For instance, shares in defence contractor QinetiQ have soared by 100pc since Questor first advised readers to purchase them in September 2017.
In doing so, it has outperformed the FTSE 100 index by 89 percentage points and beaten the FTSE 250 index by 93 percentage points.
This year alone, the company’s share price has surged 45pc higher.
However, it continues to offer a potent mixture of long-term growth potential, solid fundamentals and a wide “margin of safety”.
Therefore, selling now would be a rather illogical move that is likely to mean missing out on further capital gains.
Indeed, the company’s recently released full-year results showed that it is making encouraging progress in implementing its growth strategy.
Revenue rose by 21pc, with it increasing by 14pc on an organic basis. And with a stable operating profit margin of 11.3pc, the company’s operating profits were up 20pc versus the prior year. Its order intake of £1.74bn, meanwhile, was a new record.
Alongside improved financial performance, the firm upgraded its financial guidance.

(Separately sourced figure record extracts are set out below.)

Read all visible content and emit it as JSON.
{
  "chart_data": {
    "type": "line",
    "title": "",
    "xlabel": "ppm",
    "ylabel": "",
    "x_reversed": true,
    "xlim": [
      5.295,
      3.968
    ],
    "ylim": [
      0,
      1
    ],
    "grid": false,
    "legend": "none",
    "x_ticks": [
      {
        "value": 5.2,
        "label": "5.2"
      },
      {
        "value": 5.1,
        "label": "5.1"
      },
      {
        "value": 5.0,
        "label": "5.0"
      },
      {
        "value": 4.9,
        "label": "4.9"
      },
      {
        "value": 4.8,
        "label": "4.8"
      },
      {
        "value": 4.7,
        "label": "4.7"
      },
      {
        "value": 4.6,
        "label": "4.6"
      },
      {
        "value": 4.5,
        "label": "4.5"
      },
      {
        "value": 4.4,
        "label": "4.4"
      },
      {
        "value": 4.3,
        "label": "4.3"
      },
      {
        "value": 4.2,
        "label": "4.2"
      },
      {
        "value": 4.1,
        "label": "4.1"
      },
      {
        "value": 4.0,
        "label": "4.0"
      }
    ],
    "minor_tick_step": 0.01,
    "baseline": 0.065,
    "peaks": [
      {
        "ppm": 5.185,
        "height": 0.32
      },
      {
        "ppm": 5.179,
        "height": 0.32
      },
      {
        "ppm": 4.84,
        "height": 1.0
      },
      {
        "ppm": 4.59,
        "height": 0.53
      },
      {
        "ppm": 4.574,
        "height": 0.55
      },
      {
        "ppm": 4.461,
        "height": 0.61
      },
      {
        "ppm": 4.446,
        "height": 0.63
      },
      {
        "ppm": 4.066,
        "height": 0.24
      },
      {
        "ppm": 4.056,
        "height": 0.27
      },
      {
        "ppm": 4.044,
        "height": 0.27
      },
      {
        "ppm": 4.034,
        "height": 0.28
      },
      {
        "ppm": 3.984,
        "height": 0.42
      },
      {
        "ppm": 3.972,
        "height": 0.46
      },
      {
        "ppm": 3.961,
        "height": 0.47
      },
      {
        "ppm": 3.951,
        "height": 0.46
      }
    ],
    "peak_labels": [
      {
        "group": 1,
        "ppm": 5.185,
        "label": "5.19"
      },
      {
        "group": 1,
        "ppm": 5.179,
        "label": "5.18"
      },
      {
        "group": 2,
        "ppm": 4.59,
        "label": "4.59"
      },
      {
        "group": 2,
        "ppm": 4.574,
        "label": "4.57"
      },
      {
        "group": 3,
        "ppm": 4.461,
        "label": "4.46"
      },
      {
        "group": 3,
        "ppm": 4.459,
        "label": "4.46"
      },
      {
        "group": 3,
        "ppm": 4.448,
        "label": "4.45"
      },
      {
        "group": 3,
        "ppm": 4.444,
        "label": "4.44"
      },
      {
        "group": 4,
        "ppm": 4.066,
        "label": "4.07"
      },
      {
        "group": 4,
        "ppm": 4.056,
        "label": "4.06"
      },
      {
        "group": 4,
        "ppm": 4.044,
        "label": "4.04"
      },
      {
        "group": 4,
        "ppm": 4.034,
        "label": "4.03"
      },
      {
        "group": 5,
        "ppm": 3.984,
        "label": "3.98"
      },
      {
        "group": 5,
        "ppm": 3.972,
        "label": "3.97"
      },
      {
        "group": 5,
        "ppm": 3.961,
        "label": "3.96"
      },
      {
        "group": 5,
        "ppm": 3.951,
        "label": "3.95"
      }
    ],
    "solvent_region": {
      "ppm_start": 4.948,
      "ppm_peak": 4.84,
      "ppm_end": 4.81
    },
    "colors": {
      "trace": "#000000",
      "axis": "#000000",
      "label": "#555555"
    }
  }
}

It expects to generate high single-digit organic revenue growth and to maintain operating profit margins at their present level in the current financial year to March 2025.
It also expects to post organic revenue of £2.4bn in the 2027 financial year, which would represent a 26pc increase on its latest year and amount to an annualised growth rate of around 7.9pc.
In addition, it forecasts that operating profit margins will rise by 0.7 percentage points to 12pc over the next three years.
The company’s solid financial position means it has the capacity to bolster its organic growth prospects via acquisitions.
The integration of cyber security specialist Avantus is now complete, with QinetiQ’s net gearing ratio of just 16pc and net interest cover in excess of 15 highlighting its ability to increase leverage to make further purchases.
And with return on equity amounting to 18pc last year despite the presence of very modest debt levels, the company has a clear competitive advantage that bodes well for its future performance.
Of course, the prospects for the wider defence industry have dramatically improved over recent years. Geopolitical risks have risen to a level not seen for many years, or even decades, which suggests that demand for the firm’s products and services is likely to increase.
Indeed, defence spending among Nato members is rising.
Among its European members, military spending is expected to reach 2pc of their collective GDP this year. This is up from a figure of less than 1.5pc a decade ago.